Anyone with even a slight knowledge of Islam knows that jihad is a primary tenet of the faith. Therefore, nuclear weapons are a valuable asset to extend a caliphate throughout the Middle East and beyond. I challenge Melman to prove his statement that Salehi’s statement is “held by most senior experts in the world.
He correctly claims that Sheldon Adelson is a patron of the Republicans and Prime Minister Benjamin Netanyahu. US President Barack Obama and the Democrats have their own, equally wealthy patrons.
So what?
STEVE KRAMER
Alfei Menashe
In his own words
With regard to Gershon Baskin’s “We have the chance to do the right thing in Yarmouk” (Encountering Peace, April 9), Israel should never offer a home to a “few” Palestinians in Damascus’s Yarmouk refugee camp. (Some 18,000 – that’s a few?). The reason lies in Baskin’s own words – that the Syrian capital “became the home for Hamas, Palestinian Islamic Jihad, the Popular Front General Command of Ahmed Jabril, and other radical Palestinian opposition groups.”
Would Baskin care to guarantee that they have since become less radicalized and would never again strike an Israeli or Jew?
MICHA’EL S. BLOCH
Kochav Yair
Each morning, looking out the window on a rainy cold day, I imagine the people of the Yarmouk camp going through their hell, especially the children. At the same time, I see those Palestinians who steal the millions of dollars they receive from the West without doing anything to save these people.

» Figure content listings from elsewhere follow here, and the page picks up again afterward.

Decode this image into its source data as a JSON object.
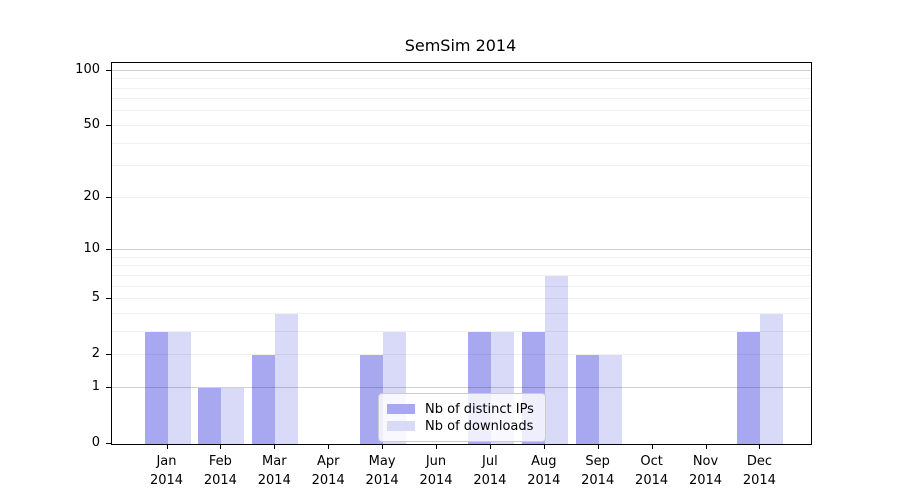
{
  "title": "SemSim 2014",
  "chart_data": {
    "type": "bar",
    "title": "SemSim 2014",
    "categories": [
      "Jan 2014",
      "Feb 2014",
      "Mar 2014",
      "Apr 2014",
      "May 2014",
      "Jun 2014",
      "Jul 2014",
      "Aug 2014",
      "Sep 2014",
      "Oct 2014",
      "Nov 2014",
      "Dec 2014"
    ],
    "series": [
      {
        "name": "Nb of distinct IPs",
        "color": "#a8a8f0",
        "values": [
          3,
          1,
          2,
          0,
          2,
          0,
          3,
          3,
          2,
          0,
          0,
          3
        ]
      },
      {
        "name": "Nb of downloads",
        "color": "#d9d9f8",
        "values": [
          3,
          1,
          4,
          0,
          3,
          0,
          3,
          7,
          2,
          0,
          0,
          4
        ]
      }
    ],
    "xlabel": "",
    "ylabel": "",
    "yscale": "log1p",
    "ylim": [
      0,
      110
    ],
    "y_ticks": [
      0,
      1,
      2,
      5,
      10,
      20,
      50,
      100
    ],
    "y_major_gridlines": [
      1,
      10,
      100
    ],
    "y_minor_gridlines": [
      2,
      3,
      4,
      5,
      6,
      7,
      8,
      9,
      20,
      30,
      40,
      50,
      60,
      70,
      80,
      90
    ],
    "grid": true,
    "legend_position": "lower center inside"
  },
  "colors": {
    "major_gridline": "rgba(0,0,0,0.18)",
    "minor_gridline": "rgba(0,0,0,0.06)",
    "axis": "#000000"
  }
}
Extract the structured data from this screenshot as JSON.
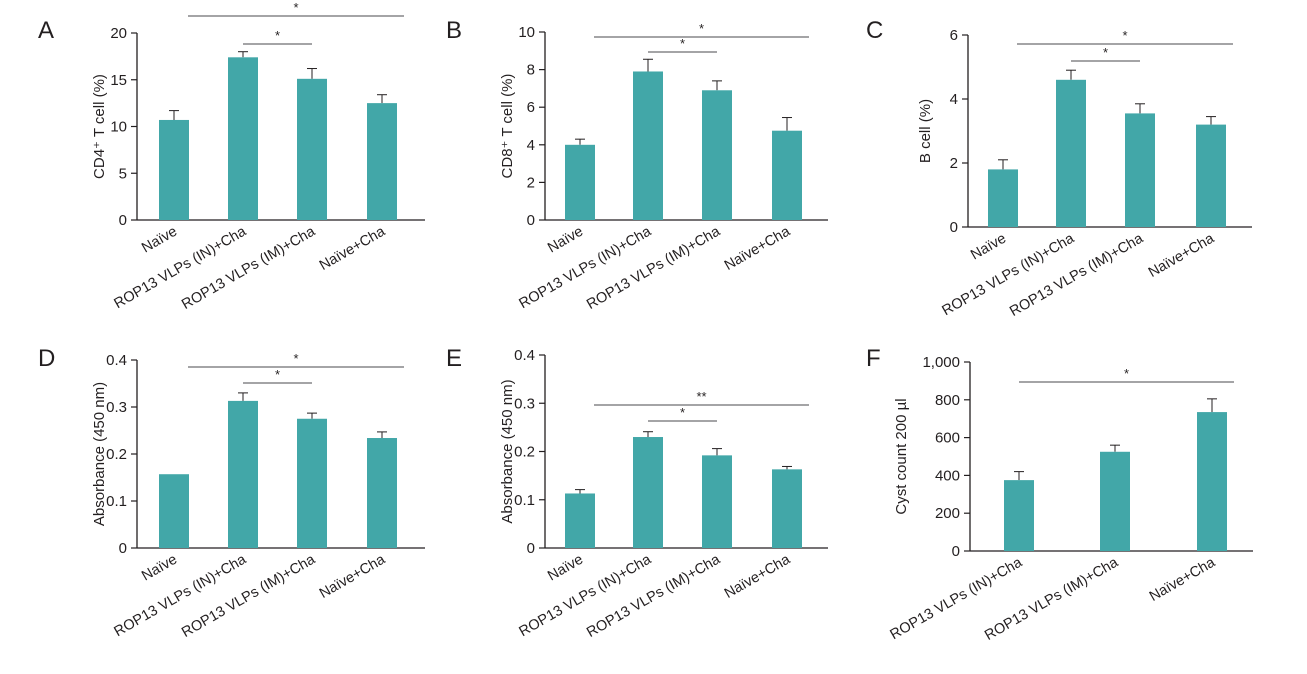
{
  "colors": {
    "bar": "#42a7a8",
    "axis": "#231f20",
    "sig_line": "#6d6e71"
  },
  "chart_data": [
    {
      "panel": "A",
      "type": "bar",
      "ylabel": "CD4⁺ T cell (%)",
      "ylim": [
        0,
        20
      ],
      "yticks": [
        "0",
        "5",
        "10",
        "15",
        "20"
      ],
      "ytick_values": [
        0,
        5,
        10,
        15,
        20
      ],
      "categories": [
        "Naïve",
        "ROP13 VLPs (IN)+Cha",
        "ROP13 VLPs (IM)+Cha",
        "Naïve+Cha"
      ],
      "values": [
        10.7,
        17.4,
        15.1,
        12.5
      ],
      "errors": [
        1.0,
        0.6,
        1.1,
        0.9
      ],
      "significance": [
        {
          "from": 0,
          "to": 3,
          "label": "*"
        },
        {
          "from": 1,
          "to": 2,
          "label": "*"
        }
      ]
    },
    {
      "panel": "B",
      "type": "bar",
      "ylabel": "CD8⁺ T cell (%)",
      "ylim": [
        0,
        10
      ],
      "yticks": [
        "0",
        "2",
        "4",
        "6",
        "8",
        "10"
      ],
      "ytick_values": [
        0,
        2,
        4,
        6,
        8,
        10
      ],
      "categories": [
        "Naïve",
        "ROP13 VLPs (IN)+Cha",
        "ROP13 VLPs (IM)+Cha",
        "Naïve+Cha"
      ],
      "values": [
        4.0,
        7.9,
        6.9,
        4.75
      ],
      "errors": [
        0.3,
        0.65,
        0.5,
        0.7
      ],
      "significance": [
        {
          "from": 0,
          "to": 3,
          "label": "*"
        },
        {
          "from": 1,
          "to": 2,
          "label": "*"
        }
      ]
    },
    {
      "panel": "C",
      "type": "bar",
      "ylabel": "B cell (%)",
      "ylim": [
        0,
        6
      ],
      "yticks": [
        "0",
        "2",
        "4",
        "6"
      ],
      "ytick_values": [
        0,
        2,
        4,
        6
      ],
      "categories": [
        "Naïve",
        "ROP13 VLPs (IN)+Cha",
        "ROP13 VLPs (IM)+Cha",
        "Naïve+Cha"
      ],
      "values": [
        1.8,
        4.6,
        3.55,
        3.2
      ],
      "errors": [
        0.3,
        0.3,
        0.3,
        0.25
      ],
      "significance": [
        {
          "from": 0,
          "to": 3,
          "label": "*"
        },
        {
          "from": 1,
          "to": 2,
          "label": "*"
        }
      ]
    },
    {
      "panel": "D",
      "type": "bar",
      "ylabel": "Absorbance (450 nm)",
      "ylim": [
        0,
        0.4
      ],
      "yticks": [
        "0",
        "0.1",
        "0.2",
        "0.3",
        "0.4"
      ],
      "ytick_values": [
        0,
        0.1,
        0.2,
        0.3,
        0.4
      ],
      "categories": [
        "Naïve",
        "ROP13 VLPs (IN)+Cha",
        "ROP13 VLPs (IM)+Cha",
        "Naïve+Cha"
      ],
      "values": [
        0.157,
        0.313,
        0.275,
        0.234
      ],
      "errors": [
        0,
        0.017,
        0.012,
        0.013
      ],
      "significance": [
        {
          "from": 0,
          "to": 3,
          "label": "*"
        },
        {
          "from": 1,
          "to": 2,
          "label": "*"
        }
      ]
    },
    {
      "panel": "E",
      "type": "bar",
      "ylabel": "Absorbance (450 nm)",
      "ylim": [
        0,
        0.4
      ],
      "yticks": [
        "0",
        "0.1",
        "0.2",
        "0.3",
        "0.4"
      ],
      "ytick_values": [
        0,
        0.1,
        0.2,
        0.3,
        0.4
      ],
      "categories": [
        "Naïve",
        "ROP13 VLPs (IN)+Cha",
        "ROP13 VLPs (IM)+Cha",
        "Naïve+Cha"
      ],
      "values": [
        0.113,
        0.23,
        0.192,
        0.163
      ],
      "errors": [
        0.008,
        0.011,
        0.014,
        0.006
      ],
      "significance": [
        {
          "from": 0,
          "to": 3,
          "label": "**"
        },
        {
          "from": 1,
          "to": 2,
          "label": "*"
        }
      ]
    },
    {
      "panel": "F",
      "type": "bar",
      "ylabel": "Cyst count 200 µl",
      "ylim": [
        0,
        1000
      ],
      "yticks": [
        "0",
        "200",
        "400",
        "600",
        "800",
        "1,000"
      ],
      "ytick_values": [
        0,
        200,
        400,
        600,
        800,
        1000
      ],
      "categories": [
        "ROP13 VLPs (IN)+Cha",
        "ROP13 VLPs (IM)+Cha",
        "Naïve+Cha"
      ],
      "values": [
        375,
        525,
        735
      ],
      "errors": [
        45,
        35,
        70
      ],
      "significance": [
        {
          "from": 0,
          "to": 2,
          "label": "*"
        }
      ]
    }
  ]
}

In their schools, Palestinians teach youngsters to hate the Jews, that the Jews are monkeys and thieves, and that the Jews stole their land. Death to the Jews.

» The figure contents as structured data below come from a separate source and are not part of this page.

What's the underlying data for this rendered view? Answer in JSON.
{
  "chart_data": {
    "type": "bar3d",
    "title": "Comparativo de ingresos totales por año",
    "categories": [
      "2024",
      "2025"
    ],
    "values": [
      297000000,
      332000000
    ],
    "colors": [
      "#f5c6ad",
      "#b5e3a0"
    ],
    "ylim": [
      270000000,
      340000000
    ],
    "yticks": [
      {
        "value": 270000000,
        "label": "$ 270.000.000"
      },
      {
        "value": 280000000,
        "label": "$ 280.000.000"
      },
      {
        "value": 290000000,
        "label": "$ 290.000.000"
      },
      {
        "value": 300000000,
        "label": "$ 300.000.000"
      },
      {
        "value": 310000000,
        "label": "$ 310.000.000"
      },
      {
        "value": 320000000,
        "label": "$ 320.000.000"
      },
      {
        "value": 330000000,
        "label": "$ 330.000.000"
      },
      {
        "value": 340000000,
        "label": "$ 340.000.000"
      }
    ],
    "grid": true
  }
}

Mr. Baskin, why do you think that accepting a few thousand suffering Yarmoukites here will be a step forward in making peace, and not a step backward toward increasing the danger to Jews who are being threatened continuously?
MICHAEL TAL
Jerusalem
Being there
US President Barack Obama was quoted as saying in his interview with New York Times columnist Thomas L. Friedman that “if anybody messes with Israel, America will be there.”
Was America “there” when Russian President Vladimir Putin annexed Crimea? Has America been there when Russia-sponsored gangs are occupying additional sovereign territories in eastern Ukraine, killing Ukrainian soldiers and civilians, and destroying that beautiful, peaceful country that naively believed Western promises? Did the liberal, pacifist West achieve diplomatic solutions with the Taliban, Saddam Hussein or North Korea? How can Israel rely on American guaranties? Obama’s America is “there” – with Iran, the Muslim Brotherhood and the Palestinians. Not with us.
PETER ROTBERG
Ramle
Learn from history
At about the time of the first Passover in 1230 BCE (see Timelines of Jewish History, 1993, by Judah Gribetz), the ancient Egyptians under Ramses were recycling building waste (see Egyptian temple exhibit at The Metropolitan Museum of Art).
Pharoah’s architects realized that dilapidated buildings were a useful source of stone.
The stone blocks were carefully dismantled and cleaned (possibly by our own ancestors), and then shipped from Amana to the western bank of the Nile to serve as the foundations of the temple at Hermolis Magna.
Perhaps it is time for modern, hi-tech Israelites (who mostly dump their building waste by roadsides, as well as in nature reserves and landfill sites) to learn from history and manage building waste in a more responsible and useful manner.
JACK SHEBSON
Efrat
The writer is an attorney and director of Eurotrade Recycling Limited of London and Jerusalem.
Priority is given to letters that are brief and topical, and which bear the writer’s name and place of residence, as well as the name and date of the Post item being referred to. They may also be edited and shortened.